Saturday, September 24, 2011

Ode To The Freckled Ones

Growing up in an Italian family is never boring. Growing up in an Italian family looking like the Irish side with freckles, pale skin, blond hair, and green eyes makes it even more interesting. I grew up around a slew of beautiful olive complexions, dark eyes, thick dark haired people, and lets not forget that I was taller than all of them by the time I was 8!

Those dark and beautiful people...

Looking back I knew I was different than most of them, and just assumed I came from a different family (i.e. adopted) but wasn't sure how to explain those thoughts as a kid. I just knew everyone else looked different, even my mother had blue eyes and reddish/brown hair with no freckles, so by the time I was four I was convinced that I was dropped off on the porch along with the newspapers.

And then he came along! I went with my parents to the hospital to see my new cousin, a boy! This was very exciting as all of my other cousins were teenagers dressed like Janis Joplin and I'm pretty sure they smelled like her too. 

So here I am peeking over into this very large window where there's a row of plastic beds and pink human beings squirming. The family is pointing and saying, "There he is. That's him." Peeking through the crowd I see the most awesome sight. The first baby I recall ever meeting, and he had this really cool perfectly shaped bowling ball round head. How cool! A pink bowling ball that cries.

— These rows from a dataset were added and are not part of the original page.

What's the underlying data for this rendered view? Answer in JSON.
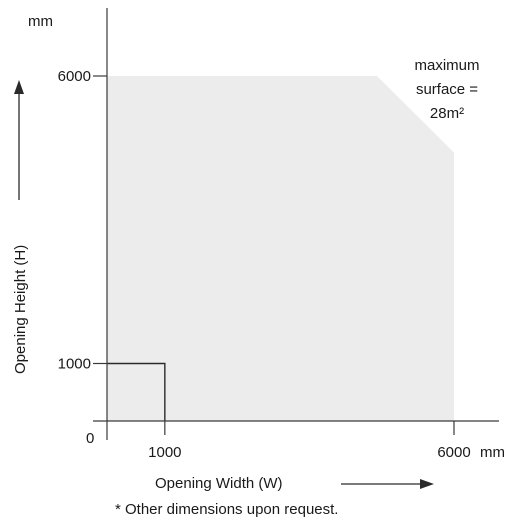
{
  "chart_data": {
    "type": "area",
    "xlabel": "Opening Width (W)",
    "ylabel": "Opening Height (H)",
    "x_unit": "mm",
    "y_unit": "mm",
    "origin_label": "0",
    "xlim": [
      0,
      6000
    ],
    "ylim": [
      0,
      6000
    ],
    "x_ticks": [
      {
        "value": 1000,
        "label": "1000"
      },
      {
        "value": 6000,
        "label": "6000"
      }
    ],
    "y_ticks": [
      {
        "value": 1000,
        "label": "1000"
      },
      {
        "value": 6000,
        "label": "6000"
      }
    ],
    "feasible_region": {
      "fill": "#ececec",
      "points": [
        {
          "x": 0,
          "y": 0
        },
        {
          "x": 0,
          "y": 6000
        },
        {
          "x": 4667,
          "y": 6000
        },
        {
          "x": 6000,
          "y": 4670
        },
        {
          "x": 6000,
          "y": 0
        }
      ]
    },
    "minimum_region": {
      "x": [
        0,
        1000
      ],
      "y": [
        0,
        1000
      ]
    },
    "annotation": {
      "lines": [
        "maximum",
        "surface =",
        "28m²"
      ],
      "position": "top-right"
    },
    "footnote": "* Other dimensions upon request.",
    "grid": false
  }
}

As a four year old I thought this would be a very interesting thing to keep around.

...fast forward a year or two...

Growing up in the heights, near downtown Houston was pretty cool as stated before in my kudos to the 70's, but the best part was having our birthday parties at a place called, "Peppermint Park". It was just what was expected and where to celebrate events for kids.

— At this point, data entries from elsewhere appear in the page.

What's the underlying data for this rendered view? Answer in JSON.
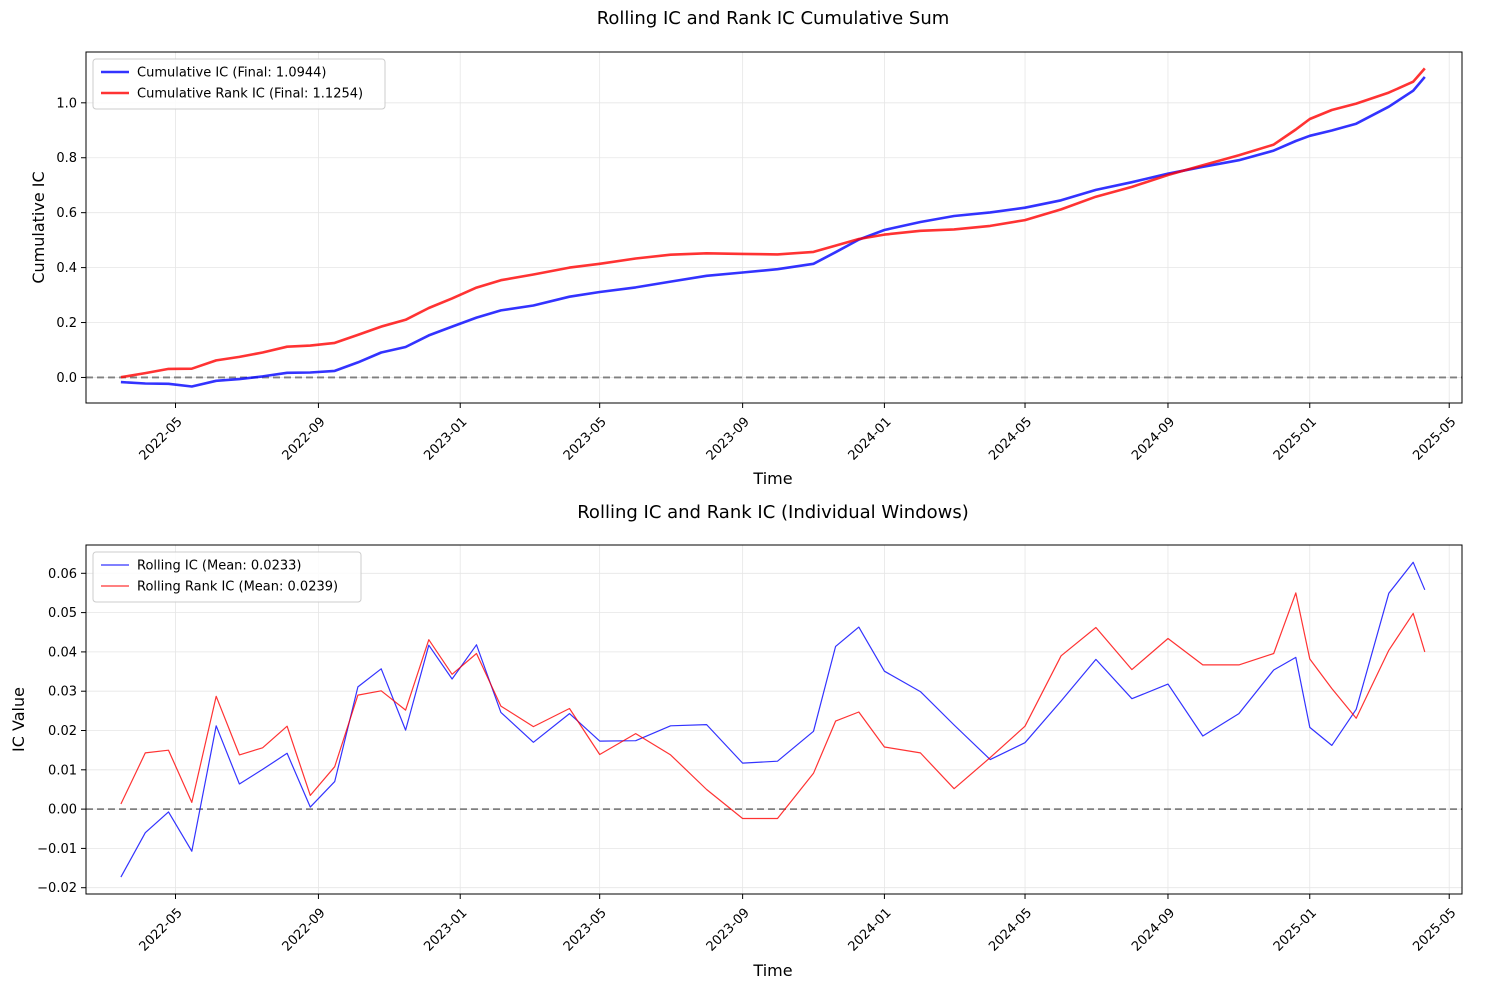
{
  "chart_data": [
    {
      "type": "line",
      "title": "Rolling IC and Rank IC Cumulative Sum",
      "xlabel": "Time",
      "ylabel": "Cumulative IC",
      "xlim": [
        "2022-02-13",
        "2025-05-12"
      ],
      "ylim": [
        -0.093,
        1.185
      ],
      "yticks": [
        0.0,
        0.2,
        0.4,
        0.6,
        0.8,
        1.0
      ],
      "ytick_labels": [
        "0.0",
        "0.2",
        "0.4",
        "0.6",
        "0.8",
        "1.0"
      ],
      "xticks": [
        "2022-05-01",
        "2022-09-01",
        "2023-01-01",
        "2023-05-01",
        "2023-09-01",
        "2024-01-01",
        "2024-05-01",
        "2024-09-01",
        "2025-01-01",
        "2025-05-01"
      ],
      "xtick_labels": [
        "2022-05",
        "2022-09",
        "2023-01",
        "2023-05",
        "2023-09",
        "2024-01",
        "2024-05",
        "2024-09",
        "2025-01",
        "2025-05"
      ],
      "grid": true,
      "legend_position": "upper-left",
      "reference_line": 0.0,
      "series": [
        {
          "name": "Cumulative IC (Final: 1.0944)",
          "color": "#0000ff",
          "points": [
            [
              "2022-03-15",
              -0.017
            ],
            [
              "2022-04-05",
              -0.022
            ],
            [
              "2022-04-25",
              -0.023
            ],
            [
              "2022-05-15",
              -0.033
            ],
            [
              "2022-06-05",
              -0.012
            ],
            [
              "2022-06-25",
              -0.006
            ],
            [
              "2022-07-15",
              0.004
            ],
            [
              "2022-08-05",
              0.017
            ],
            [
              "2022-08-25",
              0.018
            ],
            [
              "2022-09-15",
              0.024
            ],
            [
              "2022-10-05",
              0.055
            ],
            [
              "2022-10-25",
              0.091
            ],
            [
              "2022-11-15",
              0.111
            ],
            [
              "2022-12-05",
              0.153
            ],
            [
              "2022-12-25",
              0.185
            ],
            [
              "2023-01-15",
              0.218
            ],
            [
              "2023-02-05",
              0.244
            ],
            [
              "2023-03-05",
              0.262
            ],
            [
              "2023-04-05",
              0.294
            ],
            [
              "2023-05-01",
              0.311
            ],
            [
              "2023-06-01",
              0.328
            ],
            [
              "2023-07-01",
              0.349
            ],
            [
              "2023-08-01",
              0.37
            ],
            [
              "2023-09-01",
              0.382
            ],
            [
              "2023-10-01",
              0.394
            ],
            [
              "2023-11-01",
              0.414
            ],
            [
              "2023-11-20",
              0.456
            ],
            [
              "2023-12-10",
              0.502
            ],
            [
              "2024-01-01",
              0.537
            ],
            [
              "2024-02-01",
              0.566
            ],
            [
              "2024-03-01",
              0.588
            ],
            [
              "2024-04-01",
              0.601
            ],
            [
              "2024-05-01",
              0.618
            ],
            [
              "2024-06-01",
              0.645
            ],
            [
              "2024-07-01",
              0.683
            ],
            [
              "2024-08-01",
              0.711
            ],
            [
              "2024-09-01",
              0.742
            ],
            [
              "2024-10-01",
              0.767
            ],
            [
              "2024-11-01",
              0.791
            ],
            [
              "2024-12-01",
              0.826
            ],
            [
              "2024-12-20",
              0.861
            ],
            [
              "2025-01-01",
              0.88
            ],
            [
              "2025-01-20",
              0.899
            ],
            [
              "2025-02-10",
              0.924
            ],
            [
              "2025-03-10",
              0.986
            ],
            [
              "2025-03-31",
              1.044
            ],
            [
              "2025-04-10",
              1.0944
            ]
          ]
        },
        {
          "name": "Cumulative Rank IC (Final: 1.1254)",
          "color": "#ff0000",
          "points": [
            [
              "2022-03-15",
              0.001
            ],
            [
              "2022-04-05",
              0.016
            ],
            [
              "2022-04-25",
              0.031
            ],
            [
              "2022-05-15",
              0.032
            ],
            [
              "2022-06-05",
              0.062
            ],
            [
              "2022-06-25",
              0.075
            ],
            [
              "2022-07-15",
              0.091
            ],
            [
              "2022-08-05",
              0.112
            ],
            [
              "2022-08-25",
              0.116
            ],
            [
              "2022-09-15",
              0.126
            ],
            [
              "2022-10-05",
              0.155
            ],
            [
              "2022-10-25",
              0.185
            ],
            [
              "2022-11-15",
              0.21
            ],
            [
              "2022-12-05",
              0.253
            ],
            [
              "2022-12-25",
              0.288
            ],
            [
              "2023-01-15",
              0.327
            ],
            [
              "2023-02-05",
              0.354
            ],
            [
              "2023-03-05",
              0.375
            ],
            [
              "2023-04-05",
              0.4
            ],
            [
              "2023-05-01",
              0.414
            ],
            [
              "2023-06-01",
              0.433
            ],
            [
              "2023-07-01",
              0.447
            ],
            [
              "2023-08-01",
              0.452
            ],
            [
              "2023-09-01",
              0.45
            ],
            [
              "2023-10-01",
              0.448
            ],
            [
              "2023-11-01",
              0.457
            ],
            [
              "2023-11-20",
              0.48
            ],
            [
              "2023-12-10",
              0.504
            ],
            [
              "2024-01-01",
              0.52
            ],
            [
              "2024-02-01",
              0.534
            ],
            [
              "2024-03-01",
              0.539
            ],
            [
              "2024-04-01",
              0.552
            ],
            [
              "2024-05-01",
              0.573
            ],
            [
              "2024-06-01",
              0.612
            ],
            [
              "2024-07-01",
              0.658
            ],
            [
              "2024-08-01",
              0.694
            ],
            [
              "2024-09-01",
              0.737
            ],
            [
              "2024-10-01",
              0.773
            ],
            [
              "2024-11-01",
              0.809
            ],
            [
              "2024-12-01",
              0.848
            ],
            [
              "2024-12-20",
              0.903
            ],
            [
              "2025-01-01",
              0.941
            ],
            [
              "2025-01-20",
              0.974
            ],
            [
              "2025-02-10",
              0.997
            ],
            [
              "2025-03-10",
              1.037
            ],
            [
              "2025-03-31",
              1.077
            ],
            [
              "2025-04-10",
              1.1254
            ]
          ]
        }
      ]
    },
    {
      "type": "line",
      "title": "Rolling IC and Rank IC (Individual Windows)",
      "xlabel": "Time",
      "ylabel": "IC Value",
      "xlim": [
        "2022-02-13",
        "2025-05-12"
      ],
      "ylim": [
        -0.0216,
        0.0672
      ],
      "yticks": [
        -0.02,
        -0.01,
        0.0,
        0.01,
        0.02,
        0.03,
        0.04,
        0.05,
        0.06
      ],
      "ytick_labels": [
        "−0.02",
        "−0.01",
        "0.00",
        "0.01",
        "0.02",
        "0.03",
        "0.04",
        "0.05",
        "0.06"
      ],
      "xticks": [
        "2022-05-01",
        "2022-09-01",
        "2023-01-01",
        "2023-05-01",
        "2023-09-01",
        "2024-01-01",
        "2024-05-01",
        "2024-09-01",
        "2025-01-01",
        "2025-05-01"
      ],
      "xtick_labels": [
        "2022-05",
        "2022-09",
        "2023-01",
        "2023-05",
        "2023-09",
        "2024-01",
        "2024-05",
        "2024-09",
        "2025-01",
        "2025-05"
      ],
      "grid": true,
      "legend_position": "upper-left",
      "reference_line": 0.0,
      "series": [
        {
          "name": "Rolling IC (Mean: 0.0233)",
          "color": "#0000ff",
          "points": [
            [
              "2022-03-15",
              -0.0173
            ],
            [
              "2022-04-05",
              -0.006
            ],
            [
              "2022-04-25",
              -0.0007
            ],
            [
              "2022-05-15",
              -0.0107
            ],
            [
              "2022-06-05",
              0.0212
            ],
            [
              "2022-06-25",
              0.0064
            ],
            [
              "2022-07-15",
              0.0101
            ],
            [
              "2022-08-05",
              0.0142
            ],
            [
              "2022-08-25",
              0.0005
            ],
            [
              "2022-09-15",
              0.007
            ],
            [
              "2022-10-05",
              0.0311
            ],
            [
              "2022-10-25",
              0.0357
            ],
            [
              "2022-11-15",
              0.0201
            ],
            [
              "2022-12-05",
              0.0417
            ],
            [
              "2022-12-25",
              0.0331
            ],
            [
              "2023-01-15",
              0.0418
            ],
            [
              "2023-02-05",
              0.0246
            ],
            [
              "2023-03-05",
              0.017
            ],
            [
              "2023-04-05",
              0.0243
            ],
            [
              "2023-05-01",
              0.0173
            ],
            [
              "2023-06-01",
              0.0174
            ],
            [
              "2023-07-01",
              0.0212
            ],
            [
              "2023-08-01",
              0.0215
            ],
            [
              "2023-09-01",
              0.0117
            ],
            [
              "2023-10-01",
              0.0122
            ],
            [
              "2023-11-01",
              0.0198
            ],
            [
              "2023-11-20",
              0.0414
            ],
            [
              "2023-12-10",
              0.0463
            ],
            [
              "2024-01-01",
              0.0351
            ],
            [
              "2024-02-01",
              0.0299
            ],
            [
              "2024-03-01",
              0.0214
            ],
            [
              "2024-04-01",
              0.0126
            ],
            [
              "2024-05-01",
              0.0169
            ],
            [
              "2024-06-01",
              0.0275
            ],
            [
              "2024-07-01",
              0.0381
            ],
            [
              "2024-08-01",
              0.0281
            ],
            [
              "2024-09-01",
              0.0318
            ],
            [
              "2024-10-01",
              0.0186
            ],
            [
              "2024-11-01",
              0.0243
            ],
            [
              "2024-12-01",
              0.0354
            ],
            [
              "2024-12-20",
              0.0386
            ],
            [
              "2025-01-01",
              0.0208
            ],
            [
              "2025-01-20",
              0.0162
            ],
            [
              "2025-02-10",
              0.0254
            ],
            [
              "2025-03-10",
              0.0549
            ],
            [
              "2025-03-31",
              0.0628
            ],
            [
              "2025-04-10",
              0.0558
            ]
          ]
        },
        {
          "name": "Rolling Rank IC (Mean: 0.0239)",
          "color": "#ff0000",
          "points": [
            [
              "2022-03-15",
              0.0013
            ],
            [
              "2022-04-05",
              0.0143
            ],
            [
              "2022-04-25",
              0.015
            ],
            [
              "2022-05-15",
              0.0017
            ],
            [
              "2022-06-05",
              0.0287
            ],
            [
              "2022-06-25",
              0.0138
            ],
            [
              "2022-07-15",
              0.0156
            ],
            [
              "2022-08-05",
              0.0211
            ],
            [
              "2022-08-25",
              0.0035
            ],
            [
              "2022-09-15",
              0.0108
            ],
            [
              "2022-10-05",
              0.029
            ],
            [
              "2022-10-25",
              0.0301
            ],
            [
              "2022-11-15",
              0.0252
            ],
            [
              "2022-12-05",
              0.0431
            ],
            [
              "2022-12-25",
              0.0343
            ],
            [
              "2023-01-15",
              0.0396
            ],
            [
              "2023-02-05",
              0.0262
            ],
            [
              "2023-03-05",
              0.021
            ],
            [
              "2023-04-05",
              0.0256
            ],
            [
              "2023-05-01",
              0.0139
            ],
            [
              "2023-06-01",
              0.0192
            ],
            [
              "2023-07-01",
              0.0138
            ],
            [
              "2023-08-01",
              0.005
            ],
            [
              "2023-09-01",
              -0.0024
            ],
            [
              "2023-10-01",
              -0.0024
            ],
            [
              "2023-11-01",
              0.0091
            ],
            [
              "2023-11-20",
              0.0224
            ],
            [
              "2023-12-10",
              0.0247
            ],
            [
              "2024-01-01",
              0.0158
            ],
            [
              "2024-02-01",
              0.0143
            ],
            [
              "2024-03-01",
              0.0052
            ],
            [
              "2024-04-01",
              0.0131
            ],
            [
              "2024-05-01",
              0.0211
            ],
            [
              "2024-06-01",
              0.039
            ],
            [
              "2024-07-01",
              0.0462
            ],
            [
              "2024-08-01",
              0.0355
            ],
            [
              "2024-09-01",
              0.0434
            ],
            [
              "2024-10-01",
              0.0367
            ],
            [
              "2024-11-01",
              0.0367
            ],
            [
              "2024-12-01",
              0.0396
            ],
            [
              "2024-12-20",
              0.055
            ],
            [
              "2025-01-01",
              0.0382
            ],
            [
              "2025-01-20",
              0.0307
            ],
            [
              "2025-02-10",
              0.0231
            ],
            [
              "2025-03-10",
              0.0404
            ],
            [
              "2025-03-31",
              0.0498
            ],
            [
              "2025-04-10",
              0.04
            ]
          ]
        }
      ]
    }
  ]
}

                                                          
Suddenly, I see that kid with the perfectly shaped head wobbling on his loose two year old legs, and then it happened. I realized I really was a part of this family. I was NOT adopted, because this person, who once laid in the plastic beds at the hospital, had freckles. I had freckles! He had light colored skin. I was pale too! He had blond hair. Hey, I have blond hair! This was an amazing event. Not only was I at the best place in the world, "Peppermint Park", but my new found identity had come into view. I was not delivered with the newspaper. I belonged in this family too, with this other adorable freckled face, blond headed kid.


It's funny how memories slip our mind and then one day you're sitting at a family function. You find yourself sitting at the end of a dining table next to someone who takes you back. Waaaaay back. You start thinking about your first encounter with people, and you study the kid next to you. He is the spitting image of his father, his father who saves lives and has a very contagious laugh & twisted sense of humor (must be in the DNA), his father who was/is that freckled face, blond hair toddler who told me without ever speaking that day at Peppermint Park, "Hey, you and I look alike, so I guess we really do belong."